掲載日時 2017年04月08日 18時00分 [エンタメ] / 掲載号 2017年4月13日号

◎快楽の1冊
『「意識高い系」の研究』 古谷経衡 文春新書 830円(本体価格)

 ここ数年“意識高い系”という言葉をよく耳にする。あなたの身の回りにもこんな人はいないだろうか? スタバでPCのマックブックを広げ何やら作業をする、セミナーやパーティーに積極的に参加し、著名人との関わりや人脈を自慢、やたらと自撮り写真をSNSにアップする等々。彼らの「自己顕示欲」と「承認欲求」はとどまることを知らないが、もはやネット上では「能力が高く知識や経験が豊富な人」という当初の意味から変化し、最近では嘲笑と揶揄を表す言葉になってきた。
 著者の古谷経衡は「リア充」と「意識高い系」の違いを「土地」と「スクールカースト」をキーワードに論じている。実家が金持ちで、加えて容姿端麗、学内の人気者と、まるで嵐の櫻井翔のような人生を歩んでいる「リア充」を横目に、一方で多くのルサンチマンを抱えながら、彼らとの圧倒的な差を埋めようと必死の迷走を始める人々が生まれる、という構図だ。
 まさに一発逆転、下克上を夢見る戦国武士のような心意気だが、本当のリア充はその「リア充ぶり」を決して他人にアピールしたりしないことに本人たちは気づいていない。

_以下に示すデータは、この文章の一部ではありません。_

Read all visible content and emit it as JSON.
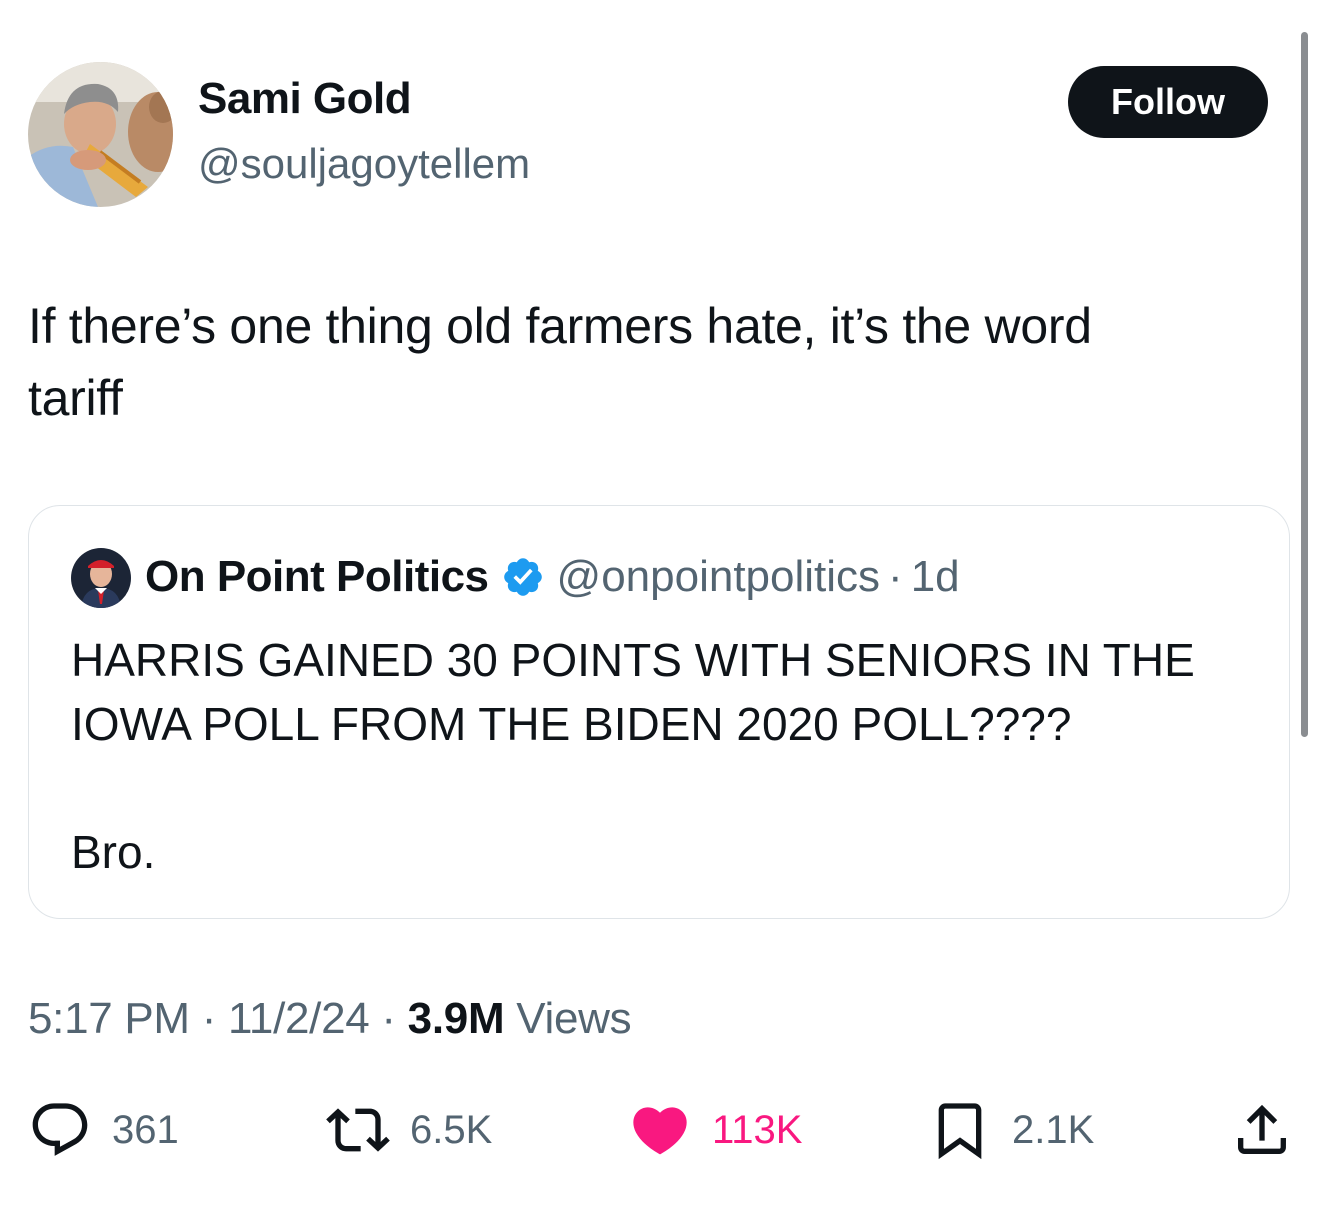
{
  "author": {
    "name": "Sami Gold",
    "handle": "@souljagoytellem",
    "avatar_icon": "profile-photo"
  },
  "follow_button": {
    "label": "Follow"
  },
  "tweet": {
    "line1": "If there’s one thing old farmers hate, it’s the word",
    "line2": "tariff"
  },
  "quote": {
    "name": "On Point Politics",
    "verified_icon": "verified-badge-icon",
    "handle": "@onpointpolitics",
    "separator": "·",
    "time": "1d",
    "text": "HARRIS GAINED 30 POINTS WITH SENIORS IN THE IOWA POLL FROM THE BIDEN 2020 POLL????",
    "text2": "Bro."
  },
  "meta": {
    "time": "5:17 PM",
    "separator": "·",
    "date": "11/2/24",
    "views_count": "3.9M",
    "views_label": "Views"
  },
  "actions": {
    "replies": "361",
    "reposts": "6.5K",
    "likes": "113K",
    "bookmarks": "2.1K"
  },
  "colors": {
    "text_primary": "#0f1419",
    "text_secondary": "#536471",
    "like_pink": "#f91880",
    "verified_blue": "#1d9bf0",
    "border": "#dfe4e8"
  }
}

 もっとも本書を読んで、自分は決してリア充になれないと、意識高い系の人々を憐れみながらも、心のどこかでシンパシーを感じる人は多いはずだ。仮に「もどき」であったとしても、自分を高める努力をしている人を簡単に切り捨ててしまえば、一縷の望みすら消え去ってしまうからだ。
 筆者は今や絶縁している地元の情報について、フェイスブックなどをチェックしつつ、10年近く検索を繰り返しているという。〜彼らの人生よりもまだ幾分、自分の方が成功しているのであるに違いないという確認をし、溜飲を下げたい心情に陥るからである〜。
 何とも身につまされる話ではないだろうか。
(小倉圭壱/書評家)

【昇天の1冊】
 「結婚は人生の墓場」といった有名な格言がある。墓場とは人生の終焉を象徴するもので、いい意味で使われる格言ではない。

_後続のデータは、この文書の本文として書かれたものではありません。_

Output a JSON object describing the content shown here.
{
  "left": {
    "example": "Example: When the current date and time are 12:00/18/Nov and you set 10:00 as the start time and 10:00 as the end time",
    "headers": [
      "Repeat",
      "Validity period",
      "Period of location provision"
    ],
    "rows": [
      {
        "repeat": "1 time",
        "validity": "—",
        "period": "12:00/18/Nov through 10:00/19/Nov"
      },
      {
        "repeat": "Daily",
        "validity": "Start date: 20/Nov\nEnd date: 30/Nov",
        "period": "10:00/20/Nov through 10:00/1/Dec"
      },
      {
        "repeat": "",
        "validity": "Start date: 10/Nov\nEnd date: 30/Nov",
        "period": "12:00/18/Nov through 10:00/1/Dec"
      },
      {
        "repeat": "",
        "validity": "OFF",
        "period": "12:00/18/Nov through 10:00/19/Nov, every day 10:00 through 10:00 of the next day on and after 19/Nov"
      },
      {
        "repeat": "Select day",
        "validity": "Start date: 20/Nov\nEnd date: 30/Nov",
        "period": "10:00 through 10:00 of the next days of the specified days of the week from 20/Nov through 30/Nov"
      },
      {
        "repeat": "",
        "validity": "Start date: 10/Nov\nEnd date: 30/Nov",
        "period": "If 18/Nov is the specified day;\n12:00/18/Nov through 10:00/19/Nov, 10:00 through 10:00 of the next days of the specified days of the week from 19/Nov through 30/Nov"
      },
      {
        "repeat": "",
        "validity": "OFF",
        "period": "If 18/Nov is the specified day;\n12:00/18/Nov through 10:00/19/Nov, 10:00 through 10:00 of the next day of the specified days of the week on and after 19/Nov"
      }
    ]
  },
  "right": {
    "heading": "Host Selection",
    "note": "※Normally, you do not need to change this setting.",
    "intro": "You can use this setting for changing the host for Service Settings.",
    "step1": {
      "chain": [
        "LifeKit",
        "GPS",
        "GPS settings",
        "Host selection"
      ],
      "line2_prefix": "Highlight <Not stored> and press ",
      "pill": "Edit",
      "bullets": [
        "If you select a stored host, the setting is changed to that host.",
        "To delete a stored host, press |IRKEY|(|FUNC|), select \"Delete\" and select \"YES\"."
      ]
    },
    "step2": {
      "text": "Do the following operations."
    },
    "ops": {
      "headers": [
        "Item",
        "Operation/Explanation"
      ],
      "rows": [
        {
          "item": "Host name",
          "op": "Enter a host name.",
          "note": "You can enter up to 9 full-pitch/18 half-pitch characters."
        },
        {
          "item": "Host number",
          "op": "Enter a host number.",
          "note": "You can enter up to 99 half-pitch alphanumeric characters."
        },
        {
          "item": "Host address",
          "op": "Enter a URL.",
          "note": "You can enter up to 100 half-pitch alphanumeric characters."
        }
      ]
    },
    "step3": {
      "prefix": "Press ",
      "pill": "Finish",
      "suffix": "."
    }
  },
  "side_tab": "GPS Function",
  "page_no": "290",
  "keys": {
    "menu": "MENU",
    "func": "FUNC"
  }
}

 一方、墓場とは考えず、生まれ変わっても同じ人と結婚したいと願う幸せな夫婦もいるだろう。結婚の墓場とは何か? 暖かな家庭とは? 気鋭の女性作家7人が、そうした結婚生活のメリットとデメリットを描いた小説を1冊にまとめたのが『黒い結婚 白い結婚』(講談社/1500円+税)だ。

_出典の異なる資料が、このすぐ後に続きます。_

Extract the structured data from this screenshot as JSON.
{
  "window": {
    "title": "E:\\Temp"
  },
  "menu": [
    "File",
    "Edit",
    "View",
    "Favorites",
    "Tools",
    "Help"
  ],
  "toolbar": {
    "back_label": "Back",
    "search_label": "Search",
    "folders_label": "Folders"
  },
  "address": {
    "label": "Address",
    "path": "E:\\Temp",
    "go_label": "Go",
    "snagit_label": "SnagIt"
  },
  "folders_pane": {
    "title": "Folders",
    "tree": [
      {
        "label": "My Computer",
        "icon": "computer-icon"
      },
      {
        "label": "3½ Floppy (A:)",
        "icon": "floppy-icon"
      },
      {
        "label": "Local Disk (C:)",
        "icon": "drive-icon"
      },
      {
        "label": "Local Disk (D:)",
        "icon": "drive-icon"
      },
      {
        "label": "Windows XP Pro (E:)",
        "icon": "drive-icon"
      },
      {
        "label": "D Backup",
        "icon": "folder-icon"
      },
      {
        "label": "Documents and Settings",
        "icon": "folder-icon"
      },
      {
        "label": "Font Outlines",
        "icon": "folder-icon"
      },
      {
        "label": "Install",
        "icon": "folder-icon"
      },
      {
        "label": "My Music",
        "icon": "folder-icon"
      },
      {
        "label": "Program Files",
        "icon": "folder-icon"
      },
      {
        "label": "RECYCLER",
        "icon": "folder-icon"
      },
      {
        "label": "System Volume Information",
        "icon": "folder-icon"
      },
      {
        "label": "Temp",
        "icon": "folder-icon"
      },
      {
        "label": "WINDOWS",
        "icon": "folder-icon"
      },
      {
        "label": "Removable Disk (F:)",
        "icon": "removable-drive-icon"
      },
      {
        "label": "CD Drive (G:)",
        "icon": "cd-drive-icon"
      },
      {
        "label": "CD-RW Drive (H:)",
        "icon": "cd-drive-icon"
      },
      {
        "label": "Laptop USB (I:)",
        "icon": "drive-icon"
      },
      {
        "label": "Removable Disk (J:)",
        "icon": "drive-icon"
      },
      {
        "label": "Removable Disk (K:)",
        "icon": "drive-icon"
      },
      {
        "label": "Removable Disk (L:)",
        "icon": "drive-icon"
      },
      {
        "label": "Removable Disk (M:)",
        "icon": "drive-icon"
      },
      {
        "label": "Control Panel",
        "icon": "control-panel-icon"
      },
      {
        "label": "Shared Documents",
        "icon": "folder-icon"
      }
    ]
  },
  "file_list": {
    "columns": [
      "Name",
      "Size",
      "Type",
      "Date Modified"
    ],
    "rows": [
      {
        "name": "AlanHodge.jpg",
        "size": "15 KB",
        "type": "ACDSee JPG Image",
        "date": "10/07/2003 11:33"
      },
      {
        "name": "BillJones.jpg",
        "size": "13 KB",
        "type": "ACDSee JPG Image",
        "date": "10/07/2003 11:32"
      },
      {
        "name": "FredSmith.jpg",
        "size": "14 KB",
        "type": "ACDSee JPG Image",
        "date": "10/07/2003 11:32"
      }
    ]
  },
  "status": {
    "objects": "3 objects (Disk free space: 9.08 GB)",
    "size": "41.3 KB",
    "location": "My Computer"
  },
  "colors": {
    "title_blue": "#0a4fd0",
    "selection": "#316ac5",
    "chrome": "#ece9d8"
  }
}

 中島京子さん執筆の『黒猫』は、マザコンの男と結婚した妻が離婚に至る経緯と心理をつづった作品。夫の母親の存在が結婚を地獄へと変えていく様子は、読んでいて恐ろしさすら感じる。
 瀧羽麻子さんの『シュークリーム』も面白い。主人公の妻は、シュークリームの中のクリームだけを食べ、皮をきれいに残す夫の癖が気に入らない。それがきっかけで、妻は夫の悪い面ばかりを見てしまうようになる。どの夫婦にもありがちな「癖」「習慣」の違いが、ほころびを生んでいく。
 人妻不倫の話も。人もうらやむエリートと打算で結婚し、優越感いっぱいのはずなのに、元カレに貢いで心の隙間を埋める女の姿を描いた窪美澄さんの『水際の金魚』だ。女の“業”と“本能”の愛欲劇である。
 他にもどこか変だが、ほんわかとハッピーな男と女がテーマの作品も掲載されており、結婚とは、「黒」「白」の両面あるものだという思いに至る。翻って自分の結婚生活は幸せなのかと、ふと考えてしまう一冊だ。